Citing an announcement from the company, news reports said Indonesian chain Archipelago International had also closed shop. The website for the company’s Aston Hotels in Cuba showed it was “no longer available for accommodation.”


The proposed U.S. sanctions are part of a series of stringent measures by the Trump administration designed to cripple Cuba’s economy and force economic and political change.


Trump on Thursday told reporters in Washington that Cuba had “sort of collapsed.”


Repeating a statement he had made in the past, he said he would “handle” Cuba as soon as his administration moves on from the conflict with Iran. “As soon as that’s done, on our way back, we’ll just make a little brief stop,” the president said without providing specific details.


Trump’s tightening vise on Cuba, including an effective oil blockade, is worsening a humanitarian crisis, leaving millions of people enduring extended power outages and struggling to find food and gasoline.


The U.S. State Department said on Thursday it was adding five more Cuban officials and five entities to a list of sanctioned people and companies, including President Miguel Díaz-Canel and his family.


Vast neighborhood groups organized by the government, called the Committees for the Defense of the Revolution and known for spying on local residents, were also targeted, as was Cuba’s gold mining venture.


“The entities and individuals designated today direct or fund the regime and its efforts to mobilize its radical revolutionary movements in the United States and around the world,” Secretary of State Marco Rubio said in a statement.


Two major shipping companies, one German and the other French, had already announced plans to cease operations in Cuba.


The United Nations’ World Food Program was forced to put off plans to purchase nearly 3,000 tons of food for Cuba “because we cannot find a shipping solution to bring it to Cuba,” said Etienne Labande, the agency’s Cuba country director.


The World Food Program, which was helping supply provisions for Cuba’s subsidized food rations, is also trying to find other ways to pay for fuel from Cuba’s national network because it can no longer pay with Visa or Mastercard, he said.


The Trump administration’s sanctions against foreign companies, announced in May, largely targeted GAESA, the military conglomerate that operates everything from retail businesses to the tourism industry.

Seth Eisen, a spokesperson for Mastercard, said the decision to withdraw had not been made by Mastercard.


The bank that had managed the company’s transactions decided to limit operations in Cuba, and without the foreign financial partner, Mastercards will not work to make purchases in Cuba, he said.


Visa, Iberostar and Blue Diamond did not respond to a request for comment.

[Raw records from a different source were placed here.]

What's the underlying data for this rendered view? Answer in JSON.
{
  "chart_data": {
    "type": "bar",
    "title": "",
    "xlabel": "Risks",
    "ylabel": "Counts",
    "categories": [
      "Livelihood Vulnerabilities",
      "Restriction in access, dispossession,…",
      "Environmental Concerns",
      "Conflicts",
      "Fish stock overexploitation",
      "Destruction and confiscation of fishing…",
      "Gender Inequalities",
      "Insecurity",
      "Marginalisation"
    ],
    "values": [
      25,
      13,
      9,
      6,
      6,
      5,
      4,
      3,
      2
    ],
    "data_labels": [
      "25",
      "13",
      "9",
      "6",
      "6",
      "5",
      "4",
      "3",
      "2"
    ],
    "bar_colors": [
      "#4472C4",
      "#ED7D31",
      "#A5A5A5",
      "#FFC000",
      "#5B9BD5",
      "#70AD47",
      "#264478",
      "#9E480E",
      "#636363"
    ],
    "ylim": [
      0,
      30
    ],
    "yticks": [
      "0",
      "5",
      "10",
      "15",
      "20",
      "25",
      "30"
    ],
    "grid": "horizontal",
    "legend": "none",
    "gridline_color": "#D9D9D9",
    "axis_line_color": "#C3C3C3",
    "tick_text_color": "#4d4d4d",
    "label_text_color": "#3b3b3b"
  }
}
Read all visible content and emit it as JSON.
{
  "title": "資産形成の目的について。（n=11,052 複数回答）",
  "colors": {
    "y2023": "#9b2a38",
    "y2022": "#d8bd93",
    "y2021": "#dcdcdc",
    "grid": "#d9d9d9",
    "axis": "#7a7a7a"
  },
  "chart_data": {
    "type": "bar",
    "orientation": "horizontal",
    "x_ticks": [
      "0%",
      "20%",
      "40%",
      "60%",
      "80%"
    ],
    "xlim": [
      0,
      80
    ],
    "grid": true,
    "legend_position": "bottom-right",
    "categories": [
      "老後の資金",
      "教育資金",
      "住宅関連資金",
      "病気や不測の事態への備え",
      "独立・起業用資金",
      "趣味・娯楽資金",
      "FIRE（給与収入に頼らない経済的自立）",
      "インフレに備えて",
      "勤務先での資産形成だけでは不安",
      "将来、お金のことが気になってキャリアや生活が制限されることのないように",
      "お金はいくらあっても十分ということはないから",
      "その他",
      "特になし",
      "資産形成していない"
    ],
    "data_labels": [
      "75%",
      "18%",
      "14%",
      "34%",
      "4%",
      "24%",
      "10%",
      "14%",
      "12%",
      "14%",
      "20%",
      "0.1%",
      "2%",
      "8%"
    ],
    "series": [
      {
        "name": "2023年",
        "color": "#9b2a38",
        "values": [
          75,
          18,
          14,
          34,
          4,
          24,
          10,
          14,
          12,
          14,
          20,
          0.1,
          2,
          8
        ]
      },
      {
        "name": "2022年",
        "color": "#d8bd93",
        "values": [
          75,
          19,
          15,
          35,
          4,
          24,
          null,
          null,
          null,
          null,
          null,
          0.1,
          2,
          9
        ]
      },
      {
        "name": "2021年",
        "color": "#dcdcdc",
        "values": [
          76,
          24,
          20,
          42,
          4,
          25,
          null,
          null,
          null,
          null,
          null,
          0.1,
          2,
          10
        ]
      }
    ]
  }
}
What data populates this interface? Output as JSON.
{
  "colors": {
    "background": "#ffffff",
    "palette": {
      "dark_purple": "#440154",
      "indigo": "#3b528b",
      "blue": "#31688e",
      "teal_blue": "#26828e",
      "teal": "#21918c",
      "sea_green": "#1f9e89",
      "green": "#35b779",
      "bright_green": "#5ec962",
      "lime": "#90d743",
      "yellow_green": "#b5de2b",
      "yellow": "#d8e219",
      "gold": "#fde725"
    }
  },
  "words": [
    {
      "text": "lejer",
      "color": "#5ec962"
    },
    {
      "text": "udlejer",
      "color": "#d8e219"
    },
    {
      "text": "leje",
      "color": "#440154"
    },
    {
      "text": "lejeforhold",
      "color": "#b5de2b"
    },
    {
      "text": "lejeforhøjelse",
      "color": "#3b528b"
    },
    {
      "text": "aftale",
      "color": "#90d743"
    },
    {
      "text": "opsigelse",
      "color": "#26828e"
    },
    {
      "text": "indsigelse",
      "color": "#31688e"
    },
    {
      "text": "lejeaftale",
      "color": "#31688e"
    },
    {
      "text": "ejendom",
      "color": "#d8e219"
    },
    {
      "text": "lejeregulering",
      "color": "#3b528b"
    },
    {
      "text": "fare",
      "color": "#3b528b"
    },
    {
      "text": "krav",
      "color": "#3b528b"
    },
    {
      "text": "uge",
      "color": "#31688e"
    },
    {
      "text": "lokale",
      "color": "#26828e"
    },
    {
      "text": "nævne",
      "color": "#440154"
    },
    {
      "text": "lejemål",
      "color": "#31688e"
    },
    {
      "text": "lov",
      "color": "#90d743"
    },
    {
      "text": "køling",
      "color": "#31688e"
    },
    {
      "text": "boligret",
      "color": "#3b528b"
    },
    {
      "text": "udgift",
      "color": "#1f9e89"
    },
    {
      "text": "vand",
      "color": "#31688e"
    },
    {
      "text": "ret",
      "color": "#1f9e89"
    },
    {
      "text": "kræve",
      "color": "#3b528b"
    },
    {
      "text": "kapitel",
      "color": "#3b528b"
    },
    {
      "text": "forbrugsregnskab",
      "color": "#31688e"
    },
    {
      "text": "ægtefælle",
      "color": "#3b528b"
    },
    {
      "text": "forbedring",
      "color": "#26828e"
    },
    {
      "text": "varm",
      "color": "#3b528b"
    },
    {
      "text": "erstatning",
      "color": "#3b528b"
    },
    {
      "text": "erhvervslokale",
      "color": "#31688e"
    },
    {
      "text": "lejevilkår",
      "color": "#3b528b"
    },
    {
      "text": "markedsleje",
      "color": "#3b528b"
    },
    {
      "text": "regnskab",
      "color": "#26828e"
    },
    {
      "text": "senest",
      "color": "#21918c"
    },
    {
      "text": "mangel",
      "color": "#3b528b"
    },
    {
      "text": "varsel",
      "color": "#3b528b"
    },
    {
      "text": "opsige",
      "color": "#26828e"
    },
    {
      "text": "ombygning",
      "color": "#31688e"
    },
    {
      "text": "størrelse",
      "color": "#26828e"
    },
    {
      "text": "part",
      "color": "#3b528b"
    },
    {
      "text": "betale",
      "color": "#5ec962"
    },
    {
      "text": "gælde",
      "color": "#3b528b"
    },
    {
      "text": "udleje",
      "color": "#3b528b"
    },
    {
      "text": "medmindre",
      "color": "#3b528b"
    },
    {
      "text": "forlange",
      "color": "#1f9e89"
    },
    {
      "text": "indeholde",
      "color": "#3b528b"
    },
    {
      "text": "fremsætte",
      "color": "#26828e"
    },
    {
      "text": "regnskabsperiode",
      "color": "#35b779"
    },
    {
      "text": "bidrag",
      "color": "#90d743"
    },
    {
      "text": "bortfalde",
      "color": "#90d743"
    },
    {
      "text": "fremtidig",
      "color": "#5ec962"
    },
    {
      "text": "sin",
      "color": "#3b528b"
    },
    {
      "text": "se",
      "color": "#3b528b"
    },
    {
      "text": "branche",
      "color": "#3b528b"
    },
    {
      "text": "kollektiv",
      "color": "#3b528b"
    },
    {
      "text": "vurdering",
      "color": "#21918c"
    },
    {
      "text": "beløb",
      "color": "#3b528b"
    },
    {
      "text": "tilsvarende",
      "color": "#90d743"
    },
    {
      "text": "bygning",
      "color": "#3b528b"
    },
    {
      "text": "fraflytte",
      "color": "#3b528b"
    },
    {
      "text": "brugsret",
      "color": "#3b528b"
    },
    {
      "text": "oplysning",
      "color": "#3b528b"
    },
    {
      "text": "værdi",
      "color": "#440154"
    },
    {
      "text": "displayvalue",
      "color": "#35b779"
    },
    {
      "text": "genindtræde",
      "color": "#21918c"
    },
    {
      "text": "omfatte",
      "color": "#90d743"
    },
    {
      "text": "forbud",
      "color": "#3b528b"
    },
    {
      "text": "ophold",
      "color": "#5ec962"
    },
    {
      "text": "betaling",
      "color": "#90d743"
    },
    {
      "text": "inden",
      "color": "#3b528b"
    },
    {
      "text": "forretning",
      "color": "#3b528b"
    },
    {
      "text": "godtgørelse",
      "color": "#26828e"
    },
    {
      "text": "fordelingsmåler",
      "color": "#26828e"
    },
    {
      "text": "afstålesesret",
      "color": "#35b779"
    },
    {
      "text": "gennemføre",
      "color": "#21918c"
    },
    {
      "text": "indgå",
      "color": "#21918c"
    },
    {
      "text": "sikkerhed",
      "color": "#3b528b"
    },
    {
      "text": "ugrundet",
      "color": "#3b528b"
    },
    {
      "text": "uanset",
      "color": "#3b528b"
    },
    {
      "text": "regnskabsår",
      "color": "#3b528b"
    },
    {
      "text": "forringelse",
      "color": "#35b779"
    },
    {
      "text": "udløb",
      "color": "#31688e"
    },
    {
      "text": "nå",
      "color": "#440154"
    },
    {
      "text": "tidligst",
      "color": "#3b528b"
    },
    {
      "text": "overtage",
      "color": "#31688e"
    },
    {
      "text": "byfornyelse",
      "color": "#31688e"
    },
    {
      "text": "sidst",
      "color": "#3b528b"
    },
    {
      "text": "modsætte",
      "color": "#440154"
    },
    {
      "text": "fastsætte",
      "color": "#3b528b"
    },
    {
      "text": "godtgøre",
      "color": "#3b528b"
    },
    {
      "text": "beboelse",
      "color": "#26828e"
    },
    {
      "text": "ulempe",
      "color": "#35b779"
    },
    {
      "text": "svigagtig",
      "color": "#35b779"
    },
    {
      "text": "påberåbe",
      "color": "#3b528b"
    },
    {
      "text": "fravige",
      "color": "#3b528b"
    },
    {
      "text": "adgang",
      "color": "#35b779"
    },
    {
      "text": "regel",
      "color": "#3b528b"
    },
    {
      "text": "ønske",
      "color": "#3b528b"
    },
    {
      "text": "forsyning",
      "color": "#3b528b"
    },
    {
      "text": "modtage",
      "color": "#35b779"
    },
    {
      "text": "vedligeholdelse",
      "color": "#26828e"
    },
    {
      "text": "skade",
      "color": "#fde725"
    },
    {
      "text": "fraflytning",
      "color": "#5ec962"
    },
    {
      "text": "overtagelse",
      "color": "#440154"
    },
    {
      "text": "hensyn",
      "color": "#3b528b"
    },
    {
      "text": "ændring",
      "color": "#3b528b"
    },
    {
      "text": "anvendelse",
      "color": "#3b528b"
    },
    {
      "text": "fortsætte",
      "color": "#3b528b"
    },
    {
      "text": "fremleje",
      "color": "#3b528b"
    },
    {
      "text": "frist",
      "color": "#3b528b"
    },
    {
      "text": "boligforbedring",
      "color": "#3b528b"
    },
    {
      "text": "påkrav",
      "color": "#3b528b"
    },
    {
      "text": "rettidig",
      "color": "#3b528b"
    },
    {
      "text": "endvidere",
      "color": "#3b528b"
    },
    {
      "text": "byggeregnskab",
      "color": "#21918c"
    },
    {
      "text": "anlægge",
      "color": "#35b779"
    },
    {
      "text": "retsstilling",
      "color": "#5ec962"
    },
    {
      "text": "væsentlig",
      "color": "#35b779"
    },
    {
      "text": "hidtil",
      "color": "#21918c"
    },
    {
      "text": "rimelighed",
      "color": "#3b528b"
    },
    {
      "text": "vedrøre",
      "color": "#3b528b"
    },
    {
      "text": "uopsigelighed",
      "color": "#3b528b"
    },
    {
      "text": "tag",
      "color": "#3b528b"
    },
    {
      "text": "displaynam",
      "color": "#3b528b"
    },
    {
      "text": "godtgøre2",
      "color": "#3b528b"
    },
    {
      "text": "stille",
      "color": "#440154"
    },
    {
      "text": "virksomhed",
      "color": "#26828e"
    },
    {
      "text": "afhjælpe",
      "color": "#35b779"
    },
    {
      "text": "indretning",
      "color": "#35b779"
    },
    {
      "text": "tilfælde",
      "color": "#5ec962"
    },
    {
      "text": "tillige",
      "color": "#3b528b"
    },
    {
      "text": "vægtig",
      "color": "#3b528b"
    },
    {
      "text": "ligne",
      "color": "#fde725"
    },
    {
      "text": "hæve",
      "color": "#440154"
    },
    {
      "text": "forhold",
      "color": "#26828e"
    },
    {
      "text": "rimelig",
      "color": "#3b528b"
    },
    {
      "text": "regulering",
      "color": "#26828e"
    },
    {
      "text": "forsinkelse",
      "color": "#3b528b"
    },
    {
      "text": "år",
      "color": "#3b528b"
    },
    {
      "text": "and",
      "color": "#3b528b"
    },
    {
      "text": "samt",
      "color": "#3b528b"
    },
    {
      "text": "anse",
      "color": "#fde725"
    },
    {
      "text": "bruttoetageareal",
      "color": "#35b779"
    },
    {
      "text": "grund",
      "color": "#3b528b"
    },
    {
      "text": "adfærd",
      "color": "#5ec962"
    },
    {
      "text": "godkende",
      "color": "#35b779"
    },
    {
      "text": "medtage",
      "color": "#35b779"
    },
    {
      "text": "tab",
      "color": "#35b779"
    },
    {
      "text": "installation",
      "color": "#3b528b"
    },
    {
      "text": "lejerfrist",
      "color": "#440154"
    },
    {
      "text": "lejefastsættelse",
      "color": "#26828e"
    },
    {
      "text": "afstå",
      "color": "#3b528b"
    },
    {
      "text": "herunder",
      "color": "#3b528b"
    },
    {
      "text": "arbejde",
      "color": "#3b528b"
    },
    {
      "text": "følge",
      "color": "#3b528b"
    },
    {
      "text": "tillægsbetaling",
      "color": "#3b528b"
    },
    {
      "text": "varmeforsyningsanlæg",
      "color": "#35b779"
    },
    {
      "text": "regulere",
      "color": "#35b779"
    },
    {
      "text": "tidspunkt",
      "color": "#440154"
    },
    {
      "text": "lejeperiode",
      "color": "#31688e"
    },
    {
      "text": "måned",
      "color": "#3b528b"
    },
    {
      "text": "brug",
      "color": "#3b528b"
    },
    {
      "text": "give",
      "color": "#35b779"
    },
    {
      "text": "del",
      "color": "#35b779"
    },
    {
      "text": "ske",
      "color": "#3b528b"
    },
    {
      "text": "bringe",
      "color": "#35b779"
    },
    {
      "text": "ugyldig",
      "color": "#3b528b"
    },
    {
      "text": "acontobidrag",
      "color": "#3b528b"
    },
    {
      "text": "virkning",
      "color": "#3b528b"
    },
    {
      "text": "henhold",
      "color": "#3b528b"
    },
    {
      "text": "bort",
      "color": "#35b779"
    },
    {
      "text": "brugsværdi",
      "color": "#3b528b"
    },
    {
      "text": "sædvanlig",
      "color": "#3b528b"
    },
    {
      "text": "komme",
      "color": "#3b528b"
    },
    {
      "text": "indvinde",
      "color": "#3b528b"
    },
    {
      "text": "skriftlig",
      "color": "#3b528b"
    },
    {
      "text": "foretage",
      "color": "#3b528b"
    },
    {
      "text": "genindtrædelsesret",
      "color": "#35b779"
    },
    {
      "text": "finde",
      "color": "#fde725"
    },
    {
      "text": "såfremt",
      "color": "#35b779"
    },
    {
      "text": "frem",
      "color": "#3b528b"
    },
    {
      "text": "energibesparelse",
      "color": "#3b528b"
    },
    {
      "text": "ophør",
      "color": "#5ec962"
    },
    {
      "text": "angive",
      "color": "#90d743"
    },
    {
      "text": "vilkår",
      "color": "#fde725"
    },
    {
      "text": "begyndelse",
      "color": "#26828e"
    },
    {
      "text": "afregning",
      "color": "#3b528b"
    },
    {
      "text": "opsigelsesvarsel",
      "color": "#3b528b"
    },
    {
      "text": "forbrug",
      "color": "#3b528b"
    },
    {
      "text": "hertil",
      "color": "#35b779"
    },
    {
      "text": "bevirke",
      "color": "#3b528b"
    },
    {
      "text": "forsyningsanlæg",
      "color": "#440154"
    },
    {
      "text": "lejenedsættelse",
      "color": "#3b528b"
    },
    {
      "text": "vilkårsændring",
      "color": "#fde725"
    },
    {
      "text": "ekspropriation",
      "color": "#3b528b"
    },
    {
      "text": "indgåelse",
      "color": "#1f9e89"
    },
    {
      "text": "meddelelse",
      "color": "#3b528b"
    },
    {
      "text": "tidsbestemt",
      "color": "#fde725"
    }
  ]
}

Meliá, in a statement, said its decision to leave Cuba “was made out of a deep sense of corporate responsibility,” but that the impact of its decision was limited because most of its hotels were already closed.


Cuba’s tourism sector has largely collapsed. In January, the Trump administration blocked fuel deliveries to Cuba, which limited the availability of jet fuel and led several airlines to cancel service.


“The reach of these sanctions was much wider and stronger, especially among the hotel chains,” said Paolo Spadoni, a political economist at Augusta University in Georgia who studies Cuba’s tourism industry.


The State Department acknowledged that the withdrawal of the hotel firms was precisely what the measures were intended to accomplish.


“Our sanctions are deliberately targeted to prevent the Cuban military and security services from profiting off international investment in Cuba to fund their continued oppression of the Cuban people and threat to U.S. national security,” the State Department said in a statement provided to the New York Times.


“Companies choosing to exit the Cuban market are making a prudent decision to comply with U.S. law and avoid enriching a regime that routinely violates fundamental human rights.”